Jan. 31, 2011
RichRelevance, a provider of e-commerce personalization for retail, today introduced RecLab, a new open-source project designed to spur innovation in retail personalization. RecLab enables academics, researchers and developers to dynamically test and validate their recommendation algorithms in a live e-commerce environment. Traditionally, researchers have had to work with isolated data sets in order to protect sensitive consumer data.
In what the company claims is an industry-first approach, RecLab enables researchers to test and debug algorithms against synthetic data sets, then run their best algorithms against live data on the world's top retail websites.
As an existing customer, Overstock.com is the first retailer to participate in RecLab.
"Every 50 milliseconds a shopper interacts with a RichRelevance personalized recommendation across a network of more than 45 of the world's largest retailing sites, including Walmart.com, Sears.com and Overstock.com," said RichRelevance CEO David Selinger. "Given the pace of e-commerce, new ideas and innovations constantly spring forth from different disciplines, which is why the RecLab research community is so vital.
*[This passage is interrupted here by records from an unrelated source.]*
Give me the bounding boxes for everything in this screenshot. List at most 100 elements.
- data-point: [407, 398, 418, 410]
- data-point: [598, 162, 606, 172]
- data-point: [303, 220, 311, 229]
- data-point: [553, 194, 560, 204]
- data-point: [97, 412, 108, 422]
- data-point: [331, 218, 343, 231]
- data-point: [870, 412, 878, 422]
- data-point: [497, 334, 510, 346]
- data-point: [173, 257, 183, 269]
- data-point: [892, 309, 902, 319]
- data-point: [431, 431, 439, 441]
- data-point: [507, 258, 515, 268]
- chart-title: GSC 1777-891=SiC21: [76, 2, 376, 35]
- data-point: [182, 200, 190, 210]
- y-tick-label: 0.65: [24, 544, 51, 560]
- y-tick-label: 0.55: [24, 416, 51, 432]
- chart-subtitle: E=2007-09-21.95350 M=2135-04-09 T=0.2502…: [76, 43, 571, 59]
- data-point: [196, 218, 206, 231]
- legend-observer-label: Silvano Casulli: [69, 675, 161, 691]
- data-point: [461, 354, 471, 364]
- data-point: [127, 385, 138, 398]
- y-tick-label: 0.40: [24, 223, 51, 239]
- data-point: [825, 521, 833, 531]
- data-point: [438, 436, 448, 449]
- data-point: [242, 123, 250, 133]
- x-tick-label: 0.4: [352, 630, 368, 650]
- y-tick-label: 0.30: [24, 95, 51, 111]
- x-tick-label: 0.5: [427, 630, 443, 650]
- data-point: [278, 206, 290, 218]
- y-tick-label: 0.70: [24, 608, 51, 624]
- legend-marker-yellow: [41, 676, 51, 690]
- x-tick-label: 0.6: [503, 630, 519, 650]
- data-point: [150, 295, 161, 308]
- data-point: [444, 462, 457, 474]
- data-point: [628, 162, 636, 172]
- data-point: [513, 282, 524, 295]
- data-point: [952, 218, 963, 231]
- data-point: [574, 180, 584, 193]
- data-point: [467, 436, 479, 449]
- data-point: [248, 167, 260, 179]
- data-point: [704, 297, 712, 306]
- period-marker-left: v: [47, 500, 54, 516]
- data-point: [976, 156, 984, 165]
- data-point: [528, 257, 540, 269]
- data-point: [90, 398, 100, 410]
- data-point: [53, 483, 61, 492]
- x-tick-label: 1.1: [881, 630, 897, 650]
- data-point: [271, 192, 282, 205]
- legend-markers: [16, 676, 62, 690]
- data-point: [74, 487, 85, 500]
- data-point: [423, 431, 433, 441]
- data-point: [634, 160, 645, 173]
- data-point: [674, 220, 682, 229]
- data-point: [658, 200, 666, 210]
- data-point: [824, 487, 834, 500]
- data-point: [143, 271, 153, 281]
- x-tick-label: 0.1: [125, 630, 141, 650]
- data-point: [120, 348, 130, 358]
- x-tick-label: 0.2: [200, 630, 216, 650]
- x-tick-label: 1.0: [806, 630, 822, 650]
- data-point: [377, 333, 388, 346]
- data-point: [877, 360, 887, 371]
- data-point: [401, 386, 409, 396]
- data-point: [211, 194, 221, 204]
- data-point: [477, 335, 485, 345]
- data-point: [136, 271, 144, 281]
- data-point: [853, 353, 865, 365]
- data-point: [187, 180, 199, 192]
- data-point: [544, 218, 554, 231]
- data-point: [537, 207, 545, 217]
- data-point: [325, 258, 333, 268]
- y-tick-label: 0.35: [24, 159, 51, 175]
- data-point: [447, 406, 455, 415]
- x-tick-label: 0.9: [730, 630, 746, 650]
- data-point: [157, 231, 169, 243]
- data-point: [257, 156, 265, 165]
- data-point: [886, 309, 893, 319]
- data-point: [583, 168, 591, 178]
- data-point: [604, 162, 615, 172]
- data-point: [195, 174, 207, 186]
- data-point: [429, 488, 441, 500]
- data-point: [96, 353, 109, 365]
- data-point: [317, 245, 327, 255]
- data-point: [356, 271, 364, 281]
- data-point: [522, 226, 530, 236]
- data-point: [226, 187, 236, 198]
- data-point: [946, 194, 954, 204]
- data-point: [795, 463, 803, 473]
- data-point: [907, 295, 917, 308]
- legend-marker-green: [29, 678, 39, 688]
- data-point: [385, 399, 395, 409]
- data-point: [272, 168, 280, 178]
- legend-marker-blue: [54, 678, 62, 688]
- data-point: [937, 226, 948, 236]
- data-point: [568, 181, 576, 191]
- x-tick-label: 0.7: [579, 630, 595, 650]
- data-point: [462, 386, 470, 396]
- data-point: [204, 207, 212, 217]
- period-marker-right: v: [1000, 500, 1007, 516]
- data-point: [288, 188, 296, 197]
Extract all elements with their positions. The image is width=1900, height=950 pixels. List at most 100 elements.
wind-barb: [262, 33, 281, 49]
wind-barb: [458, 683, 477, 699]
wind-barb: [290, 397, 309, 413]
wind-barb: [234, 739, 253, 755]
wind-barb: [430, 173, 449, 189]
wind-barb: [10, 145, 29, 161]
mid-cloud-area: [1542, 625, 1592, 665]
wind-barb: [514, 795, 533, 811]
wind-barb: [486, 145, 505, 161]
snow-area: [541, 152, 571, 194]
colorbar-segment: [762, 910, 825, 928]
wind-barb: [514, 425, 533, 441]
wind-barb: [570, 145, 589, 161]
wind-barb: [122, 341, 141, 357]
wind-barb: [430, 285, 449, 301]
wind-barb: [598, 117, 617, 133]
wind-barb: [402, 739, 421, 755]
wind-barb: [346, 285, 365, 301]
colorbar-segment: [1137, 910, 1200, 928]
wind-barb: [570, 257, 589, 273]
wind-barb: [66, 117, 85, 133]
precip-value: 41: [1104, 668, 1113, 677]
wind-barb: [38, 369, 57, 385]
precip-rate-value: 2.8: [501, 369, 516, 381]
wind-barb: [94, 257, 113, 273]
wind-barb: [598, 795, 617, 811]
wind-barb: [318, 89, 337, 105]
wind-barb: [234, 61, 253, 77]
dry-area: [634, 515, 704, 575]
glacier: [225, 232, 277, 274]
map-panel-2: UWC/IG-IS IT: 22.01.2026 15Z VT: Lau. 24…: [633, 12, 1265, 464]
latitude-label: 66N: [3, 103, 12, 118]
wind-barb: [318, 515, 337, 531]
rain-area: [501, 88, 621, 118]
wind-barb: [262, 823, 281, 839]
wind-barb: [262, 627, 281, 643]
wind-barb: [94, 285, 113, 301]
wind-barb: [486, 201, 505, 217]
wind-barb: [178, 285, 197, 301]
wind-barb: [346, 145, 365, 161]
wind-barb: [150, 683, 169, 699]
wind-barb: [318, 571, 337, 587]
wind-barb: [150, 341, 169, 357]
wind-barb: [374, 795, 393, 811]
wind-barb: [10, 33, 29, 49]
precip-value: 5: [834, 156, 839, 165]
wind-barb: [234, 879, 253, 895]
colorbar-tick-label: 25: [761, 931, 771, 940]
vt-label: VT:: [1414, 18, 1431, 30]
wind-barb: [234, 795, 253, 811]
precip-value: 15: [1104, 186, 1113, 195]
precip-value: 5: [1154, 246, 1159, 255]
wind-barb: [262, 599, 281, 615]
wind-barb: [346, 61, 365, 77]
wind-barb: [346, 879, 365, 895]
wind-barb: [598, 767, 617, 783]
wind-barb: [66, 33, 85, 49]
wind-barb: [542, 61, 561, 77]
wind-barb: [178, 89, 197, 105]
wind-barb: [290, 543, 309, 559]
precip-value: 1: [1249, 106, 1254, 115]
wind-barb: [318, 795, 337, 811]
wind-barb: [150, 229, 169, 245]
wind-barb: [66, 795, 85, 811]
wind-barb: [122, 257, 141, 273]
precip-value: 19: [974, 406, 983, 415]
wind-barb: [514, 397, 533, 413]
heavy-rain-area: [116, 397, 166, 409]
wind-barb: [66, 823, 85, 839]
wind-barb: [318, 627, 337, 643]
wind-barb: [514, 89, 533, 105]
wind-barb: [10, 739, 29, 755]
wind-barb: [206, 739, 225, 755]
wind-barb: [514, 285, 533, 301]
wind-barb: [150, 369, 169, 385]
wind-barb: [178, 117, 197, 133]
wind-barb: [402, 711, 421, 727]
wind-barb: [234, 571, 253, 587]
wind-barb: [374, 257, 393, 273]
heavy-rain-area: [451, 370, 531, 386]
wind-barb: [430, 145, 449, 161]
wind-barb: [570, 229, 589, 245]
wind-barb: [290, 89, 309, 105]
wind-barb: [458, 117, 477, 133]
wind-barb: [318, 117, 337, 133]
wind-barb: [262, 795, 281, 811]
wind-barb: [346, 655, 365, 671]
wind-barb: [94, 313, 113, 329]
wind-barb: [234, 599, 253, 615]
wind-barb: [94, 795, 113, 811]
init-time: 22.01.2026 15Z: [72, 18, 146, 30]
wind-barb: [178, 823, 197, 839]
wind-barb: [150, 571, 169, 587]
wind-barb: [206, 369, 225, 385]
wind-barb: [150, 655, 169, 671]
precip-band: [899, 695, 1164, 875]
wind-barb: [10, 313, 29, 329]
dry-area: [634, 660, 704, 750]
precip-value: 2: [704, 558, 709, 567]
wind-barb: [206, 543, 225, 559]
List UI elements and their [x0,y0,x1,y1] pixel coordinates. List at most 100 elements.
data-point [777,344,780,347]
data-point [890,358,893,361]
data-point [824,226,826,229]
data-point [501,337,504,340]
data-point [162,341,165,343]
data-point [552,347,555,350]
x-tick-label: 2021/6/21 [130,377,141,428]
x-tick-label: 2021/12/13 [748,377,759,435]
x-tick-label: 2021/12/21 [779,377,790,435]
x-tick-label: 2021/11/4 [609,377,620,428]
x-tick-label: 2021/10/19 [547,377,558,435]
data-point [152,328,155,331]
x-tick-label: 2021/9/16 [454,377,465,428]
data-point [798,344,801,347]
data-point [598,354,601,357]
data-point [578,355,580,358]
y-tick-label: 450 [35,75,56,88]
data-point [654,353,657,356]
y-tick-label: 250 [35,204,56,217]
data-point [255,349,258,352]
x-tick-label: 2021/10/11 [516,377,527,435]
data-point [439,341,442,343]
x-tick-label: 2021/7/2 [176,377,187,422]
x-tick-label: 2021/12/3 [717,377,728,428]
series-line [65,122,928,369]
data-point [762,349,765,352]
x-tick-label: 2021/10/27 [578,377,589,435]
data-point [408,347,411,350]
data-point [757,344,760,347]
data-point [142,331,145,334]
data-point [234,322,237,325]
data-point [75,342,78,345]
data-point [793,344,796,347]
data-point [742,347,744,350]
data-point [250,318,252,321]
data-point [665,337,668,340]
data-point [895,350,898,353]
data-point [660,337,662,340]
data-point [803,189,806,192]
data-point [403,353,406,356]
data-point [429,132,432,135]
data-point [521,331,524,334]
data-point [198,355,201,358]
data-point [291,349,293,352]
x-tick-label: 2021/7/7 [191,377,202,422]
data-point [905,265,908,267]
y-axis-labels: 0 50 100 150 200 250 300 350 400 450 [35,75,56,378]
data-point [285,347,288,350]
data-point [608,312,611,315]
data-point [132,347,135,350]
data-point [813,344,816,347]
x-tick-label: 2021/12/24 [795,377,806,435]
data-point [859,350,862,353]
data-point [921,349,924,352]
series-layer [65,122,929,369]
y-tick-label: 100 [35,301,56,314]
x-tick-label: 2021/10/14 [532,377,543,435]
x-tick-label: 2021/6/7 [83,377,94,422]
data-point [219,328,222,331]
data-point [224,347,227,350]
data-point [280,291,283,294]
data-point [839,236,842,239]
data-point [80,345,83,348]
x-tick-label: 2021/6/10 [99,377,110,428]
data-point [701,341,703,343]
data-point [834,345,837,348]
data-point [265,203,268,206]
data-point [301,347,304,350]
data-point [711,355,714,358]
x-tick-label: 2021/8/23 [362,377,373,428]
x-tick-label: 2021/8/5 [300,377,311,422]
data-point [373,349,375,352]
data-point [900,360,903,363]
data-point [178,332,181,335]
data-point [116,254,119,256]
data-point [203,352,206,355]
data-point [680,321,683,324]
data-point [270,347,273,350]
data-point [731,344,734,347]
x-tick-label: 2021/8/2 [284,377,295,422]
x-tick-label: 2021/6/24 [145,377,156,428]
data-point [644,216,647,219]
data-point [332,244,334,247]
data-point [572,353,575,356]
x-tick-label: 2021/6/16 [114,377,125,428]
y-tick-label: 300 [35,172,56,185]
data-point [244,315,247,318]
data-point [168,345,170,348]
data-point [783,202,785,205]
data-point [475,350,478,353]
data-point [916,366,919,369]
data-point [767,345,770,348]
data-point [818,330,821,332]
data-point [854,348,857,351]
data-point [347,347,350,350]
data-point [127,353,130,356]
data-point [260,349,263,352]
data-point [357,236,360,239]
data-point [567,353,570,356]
Through this innovation, we're bringing value to our customers years ahead of when it might surface in research or be filtered through a journal."
"There are tons of incredibly smart researchers in universities around the world who are clamoring for ways to test their hypotheses and algorithms against actual consumers," said Darren Vengroff, chief scientist at RichRelevance and head of RecLab. "These are the same people who spent years working on the Netflix prize. Now we're giving them the opportunity to go after actual industry challenges, including one of the most basic problems in retail: will someone buy this or not? We're letting them take their best shot at coding a solution, testing it, ensuring it works, and, through our secure cloud, allowing it to run in a real retail environment. This is a huge spur to innovation, and we're already seeing tremendous interest in the machine learning community."